We ask the representatives of the major parties, who gladly capitalise on the tired and age-old class enmities:

Why shouldn’t a factory worker be concerned about the needs of our farmers and the threats faced by cheap imports?

Why shouldn’t young families in the mortgage belt be concerned about the problems faced by struggling small businesses?

For what reason are they not permitted to support the ideals of the traditional family, the very cornerstone of a healthy and cohesive society, and are instead expected to support the social engineering policies espoused by their supposed representatives in the Labor Party who push for acceptance of alternative lifestyles and a demographic change of our entire national identity through unfettered immigration and refugee policies due to some perverse psychological obligation to a United Nations treaty?

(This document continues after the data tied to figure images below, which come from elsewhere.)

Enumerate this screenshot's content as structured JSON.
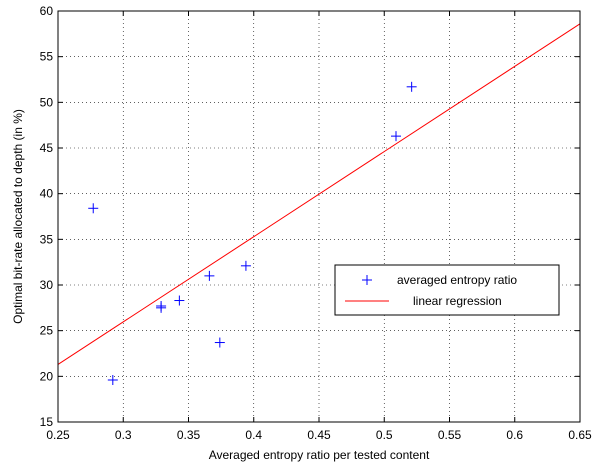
{
  "chart_data": {
    "type": "scatter",
    "title": "",
    "xlabel": "Averaged entropy ratio per tested content",
    "ylabel": "Optimal bit-rate allocated to depth (in %)",
    "xlim": [
      0.25,
      0.65
    ],
    "ylim": [
      15,
      60
    ],
    "xticks": [
      0.25,
      0.3,
      0.35,
      0.4,
      0.45,
      0.5,
      0.55,
      0.6,
      0.65
    ],
    "xtick_labels": [
      "0.25",
      "0.3",
      "0.35",
      "0.4",
      "0.45",
      "0.5",
      "0.55",
      "0.6",
      "0.65"
    ],
    "yticks": [
      15,
      20,
      25,
      30,
      35,
      40,
      45,
      50,
      55,
      60
    ],
    "ytick_labels": [
      "15",
      "20",
      "25",
      "30",
      "35",
      "40",
      "45",
      "50",
      "55",
      "60"
    ],
    "grid": true,
    "legend_position": "center-right",
    "series": [
      {
        "name": "averaged entropy ratio",
        "kind": "scatter",
        "marker": "+",
        "color": "#0000ff",
        "x": [
          0.277,
          0.292,
          0.329,
          0.329,
          0.343,
          0.366,
          0.374,
          0.394,
          0.509,
          0.521
        ],
        "y": [
          38.4,
          19.6,
          27.7,
          27.5,
          28.3,
          31.0,
          23.7,
          32.1,
          46.3,
          51.7
        ]
      },
      {
        "name": "linear regression",
        "kind": "line",
        "color": "#ff0000",
        "x": [
          0.25,
          0.65
        ],
        "y": [
          21.3,
          58.6
        ]
      }
    ]
  }
}
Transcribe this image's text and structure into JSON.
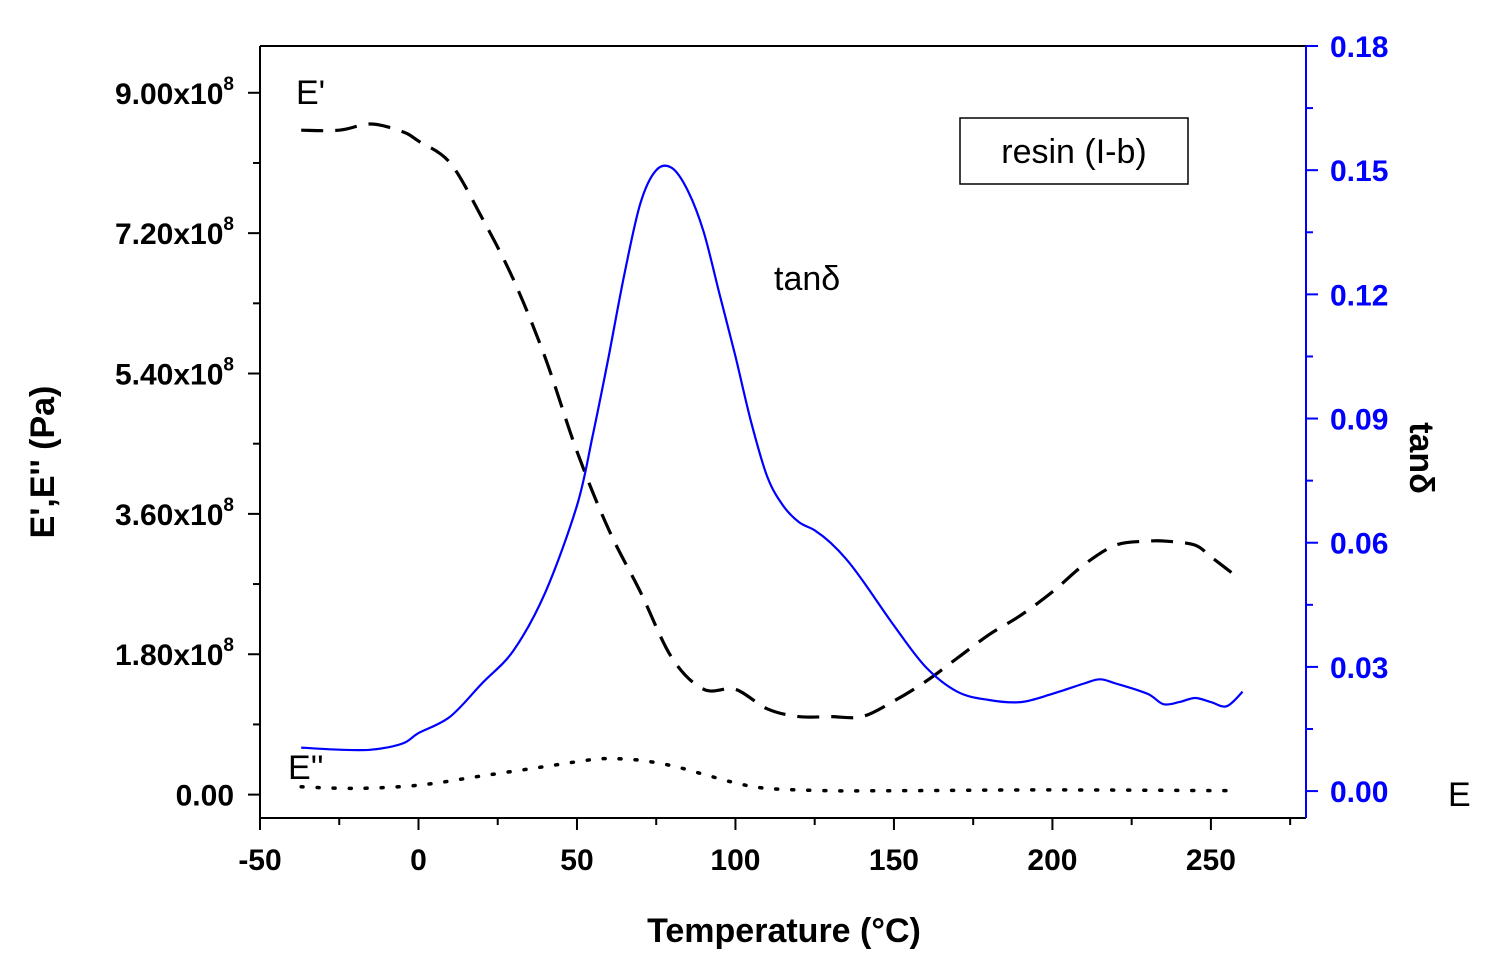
{
  "chart_data": {
    "type": "line",
    "xlabel": "Temperature (°C)",
    "ylabel_left": "E',E'' (Pa)",
    "ylabel_right": "tanδ",
    "right_edge_label": "E",
    "xlim": [
      -50,
      280
    ],
    "ylim_left": [
      -30000000,
      960000000
    ],
    "ylim_right": [
      -0.0065,
      0.18
    ],
    "x_ticks": [
      "-50",
      "0",
      "50",
      "100",
      "150",
      "200",
      "250"
    ],
    "x_tick_values": [
      -50,
      0,
      50,
      100,
      150,
      200,
      250
    ],
    "y_left_ticks": [
      {
        "value": 0,
        "mant": "0.00",
        "exp": ""
      },
      {
        "value": 180000000,
        "mant": "1.80x10",
        "exp": "8"
      },
      {
        "value": 360000000,
        "mant": "3.60x10",
        "exp": "8"
      },
      {
        "value": 540000000,
        "mant": "5.40x10",
        "exp": "8"
      },
      {
        "value": 720000000,
        "mant": "7.20x10",
        "exp": "8"
      },
      {
        "value": 900000000,
        "mant": "9.00x10",
        "exp": "8"
      }
    ],
    "y_right_ticks": [
      {
        "value": 0.0,
        "label": "0.00"
      },
      {
        "value": 0.03,
        "label": "0.03"
      },
      {
        "value": 0.06,
        "label": "0.06"
      },
      {
        "value": 0.09,
        "label": "0.09"
      },
      {
        "value": 0.12,
        "label": "0.12"
      },
      {
        "value": 0.15,
        "label": "0.15"
      },
      {
        "value": 0.18,
        "label": "0.18"
      }
    ],
    "legend_box": "resin (I-b)",
    "annotations": {
      "e_prime": "E'",
      "e_double_prime": "E''",
      "tan_delta": "tanδ"
    },
    "colors": {
      "e_prime": "#000000",
      "e_double_prime": "#000000",
      "tan_delta": "#0000ff",
      "right_axis": "#0000ff"
    },
    "series": [
      {
        "key": "e_prime",
        "axis": "left",
        "style": "dashed",
        "x": [
          -37,
          -25,
          -15,
          -5,
          0,
          10,
          20,
          30,
          40,
          50,
          60,
          70,
          80,
          90,
          100,
          110,
          120,
          130,
          140,
          150,
          160,
          170,
          180,
          190,
          200,
          210,
          220,
          230,
          236,
          245,
          250,
          258
        ],
        "y": [
          852000000.0,
          852000000.0,
          860000000.0,
          850000000.0,
          838000000.0,
          810000000.0,
          740000000.0,
          660000000.0,
          560000000.0,
          440000000.0,
          340000000.0,
          260000000.0,
          175000000.0,
          135000000.0,
          135000000.0,
          110000000.0,
          100000000.0,
          100000000.0,
          100000000.0,
          120000000.0,
          145000000.0,
          175000000.0,
          205000000.0,
          230000000.0,
          260000000.0,
          295000000.0,
          320000000.0,
          325000000.0,
          325000000.0,
          320000000.0,
          305000000.0,
          280000000.0
        ]
      },
      {
        "key": "e_double_prime",
        "axis": "left",
        "style": "dotted",
        "x": [
          -37,
          -20,
          0,
          20,
          40,
          55,
          62,
          70,
          80,
          90,
          100,
          110,
          130,
          150,
          200,
          258
        ],
        "y": [
          10000000.0,
          8000000.0,
          12000000.0,
          24000000.0,
          36000000.0,
          45000000.0,
          46000000.0,
          44000000.0,
          37000000.0,
          26000000.0,
          15000000.0,
          8000000.0,
          5000000.0,
          5000000.0,
          6000000.0,
          5000000.0
        ]
      },
      {
        "key": "tan_delta",
        "axis": "right",
        "style": "solid",
        "x": [
          -37,
          -25,
          -15,
          -5,
          0,
          10,
          20,
          30,
          40,
          50,
          55,
          60,
          65,
          70,
          75,
          80,
          85,
          90,
          95,
          100,
          105,
          110,
          115,
          120,
          125,
          130,
          135,
          140,
          150,
          160,
          170,
          180,
          190,
          200,
          210,
          215,
          220,
          230,
          235,
          240,
          245,
          250,
          255,
          260
        ],
        "y": [
          0.0105,
          0.01,
          0.01,
          0.0115,
          0.014,
          0.018,
          0.026,
          0.034,
          0.048,
          0.069,
          0.086,
          0.105,
          0.125,
          0.142,
          0.15,
          0.1505,
          0.145,
          0.135,
          0.12,
          0.105,
          0.089,
          0.076,
          0.069,
          0.065,
          0.063,
          0.06,
          0.056,
          0.051,
          0.04,
          0.03,
          0.024,
          0.022,
          0.0215,
          0.0235,
          0.026,
          0.027,
          0.026,
          0.0235,
          0.021,
          0.0215,
          0.0225,
          0.0215,
          0.0205,
          0.024
        ]
      }
    ]
  }
}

Furthermore, for what reason is a traditional conservative looked upon as a political heretic for expressing concern for the job security of a blue collar worker on the production line?

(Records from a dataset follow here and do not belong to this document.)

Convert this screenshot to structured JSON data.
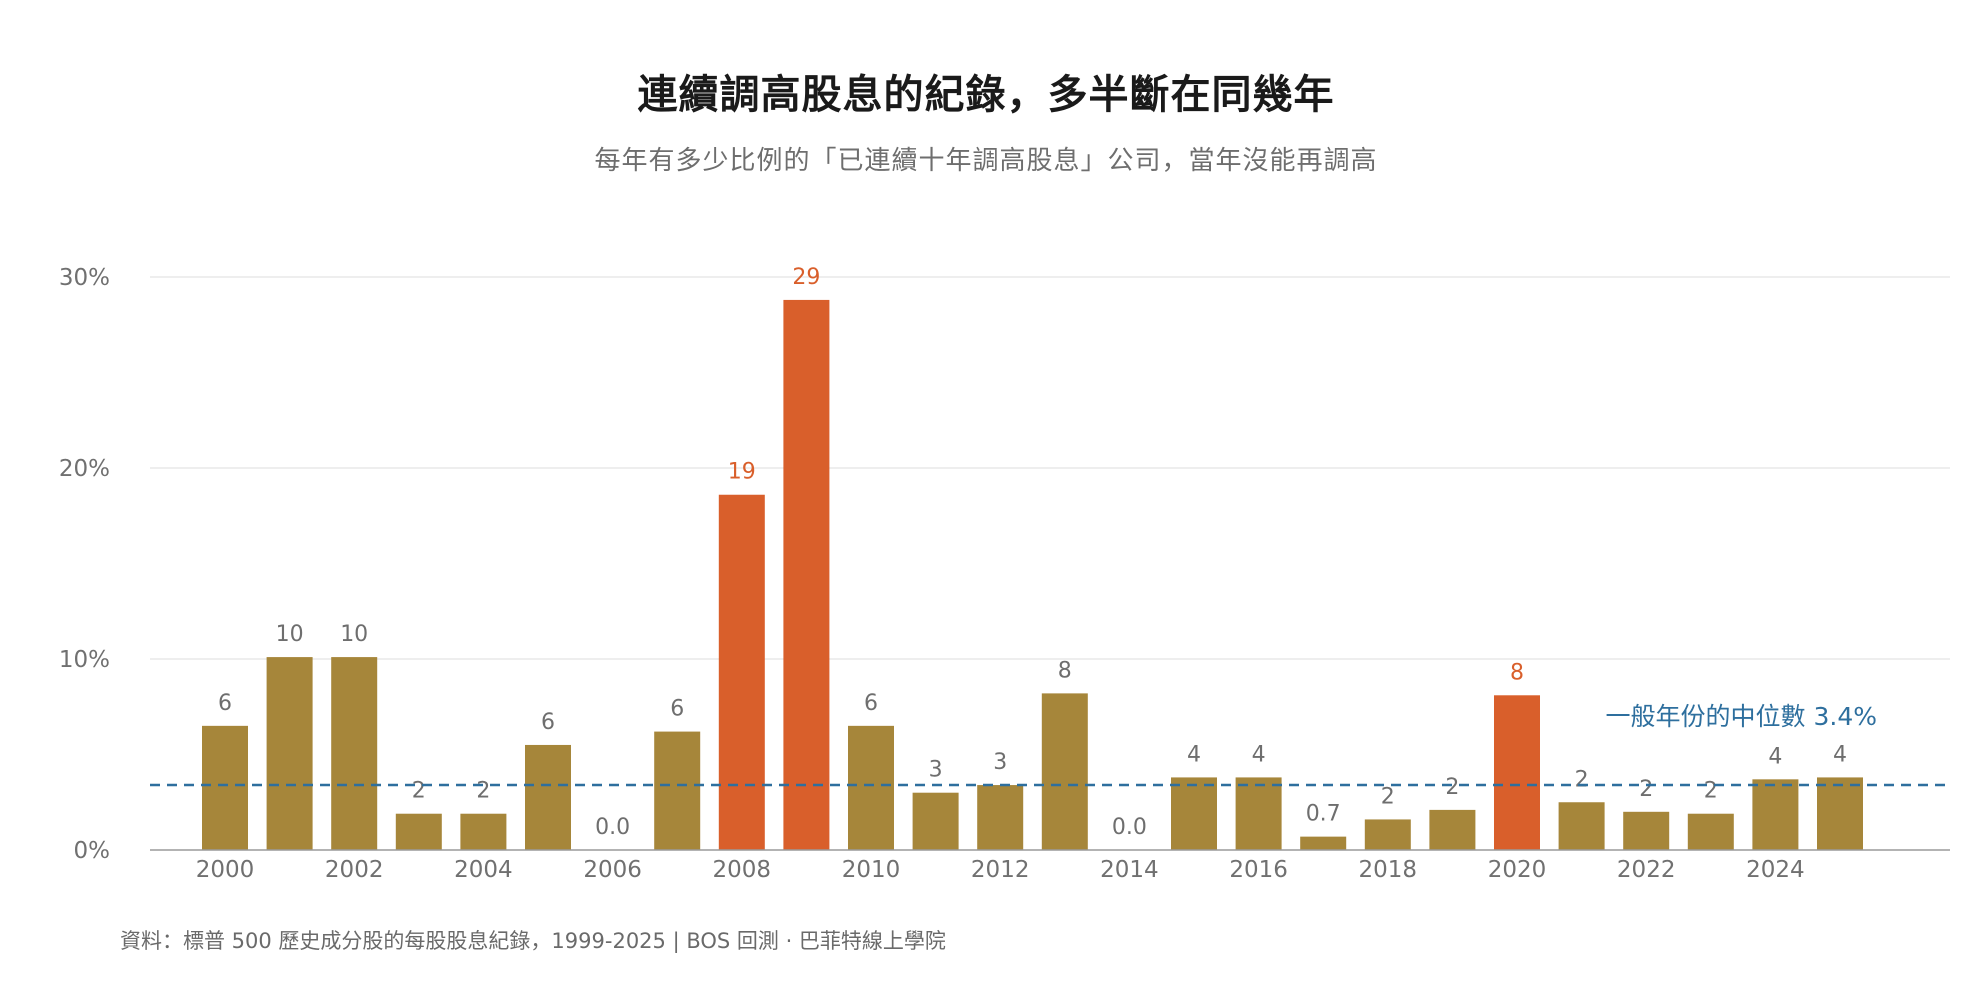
{
  "title": "連續調高股息的紀錄，多半斷在同幾年",
  "subtitle": "每年有多少比例的「已連續十年調高股息」公司，當年沒能再調高",
  "footer": "資料：標普 500 歷史成分股的每股股息紀錄，1999-2025 | BOS 回測 · 巴菲特線上學院",
  "colors": {
    "normal": "#a6863a",
    "highlight": "#d95f2b",
    "median": "#2e6f9e",
    "label": "#6e6e6e"
  },
  "chart_data": {
    "type": "bar",
    "categories": [
      "2000",
      "2001",
      "2002",
      "2003",
      "2004",
      "2005",
      "2006",
      "2007",
      "2008",
      "2009",
      "2010",
      "2011",
      "2012",
      "2013",
      "2014",
      "2015",
      "2016",
      "2017",
      "2018",
      "2019",
      "2020",
      "2021",
      "2022",
      "2023",
      "2024",
      "2025"
    ],
    "values": [
      6.5,
      10.1,
      10.1,
      1.9,
      1.9,
      5.5,
      0.0,
      6.2,
      18.6,
      28.8,
      6.5,
      3.0,
      3.4,
      8.2,
      0.0,
      3.8,
      3.8,
      0.7,
      1.6,
      2.1,
      8.1,
      2.5,
      2.0,
      1.9,
      3.7,
      3.8
    ],
    "labels": [
      "6",
      "10",
      "10",
      "2",
      "2",
      "6",
      "0.0",
      "6",
      "19",
      "29",
      "6",
      "3",
      "3",
      "8",
      "0.0",
      "4",
      "4",
      "0.7",
      "2",
      "2",
      "8",
      "2",
      "2",
      "2",
      "4",
      "4"
    ],
    "highlight": [
      false,
      false,
      false,
      false,
      false,
      false,
      false,
      false,
      true,
      true,
      false,
      false,
      false,
      false,
      false,
      false,
      false,
      false,
      false,
      false,
      true,
      false,
      false,
      false,
      false,
      false
    ],
    "xticks": [
      "2000",
      "2002",
      "2004",
      "2006",
      "2008",
      "2010",
      "2012",
      "2014",
      "2016",
      "2018",
      "2020",
      "2022",
      "2024"
    ],
    "yticks": [
      0,
      10,
      20,
      30
    ],
    "ytick_labels": [
      "0%",
      "10%",
      "20%",
      "30%"
    ],
    "ylim": [
      0,
      30
    ],
    "grid": true,
    "median": {
      "value": 3.4,
      "label": "一般年份的中位數 3.4%"
    }
  }
}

Why can’t a conservative support the ideals of the old age pension, unemployment benefits for those genuinely unable to work, or subsidised health care?

Such is the mindset not understood and therefore rejected by those who can’t see past the divisive notions of class enmity pushed by unscrupulous and self-serving politicians who owe more loyalty to divisive ideologies and overseas interests than the concerns and future of their own people.

The foundation of the Australian Protectionist Party, an organisation supporting traditional socially conservative values yet also fundamentally concerned for the welfare of all sections of Australian society, gives voters from all walks of life the opportunity to be represented in the political arena. APP is a new group that is prepared to make the hard decisions to protect our borders and national future, whilst also protecting our democracy and the individual’s right to free speech and private property.

This is supported by examining the support base of our party – former members of Labor, Liberal, National, Christian Democrat and One Nation parties have joined our ranks, recognising for the first time the creation of an organisation that is there for Australians and Australians alone, regardless of their social or economic background.

Primary producers, businessmen, factory workers – members from diverse backgrounds – have come together, recognising the need to reject the divisive politics of the major parties in favour of accepting policy positions based on the single principle – is it in the interest of the Australian nation?

Australian Protectionists are not insular in their approach to policy issues. The rights and protection for which we call in the interests of our primary producers we would never deny to others in our region. We reject the proposed agreements such as “PACER Plus”* which plan to open up the economies of the Pacific region, economies hopelessly outmatched by more advanced economies.

These nations’ producers will fold under the pressure of imports, traditional societies will collapse, and a host of social problems and increased national debt will be the reward for their acceptance of globalisation.

There is no such thing as a level playing field.

Clearly, the time has come for Australians to place the future of their children first and reject the globalist dogma pushed by both Labor and the Liberal-National Coalition.

What is needed now, more than ever before, is a Party whose sole purpose is to represent the interests of Australians above anything else – a moderate Party of the centre.

That party is the Australian Protectionist Party.

* PACER [Pacific Agreement on Closer Economic Relations] Plus is the proposed free trade agreement between the PICTA (Pacific Island Countries Trade Agreement) nations and Australia and New Zealand.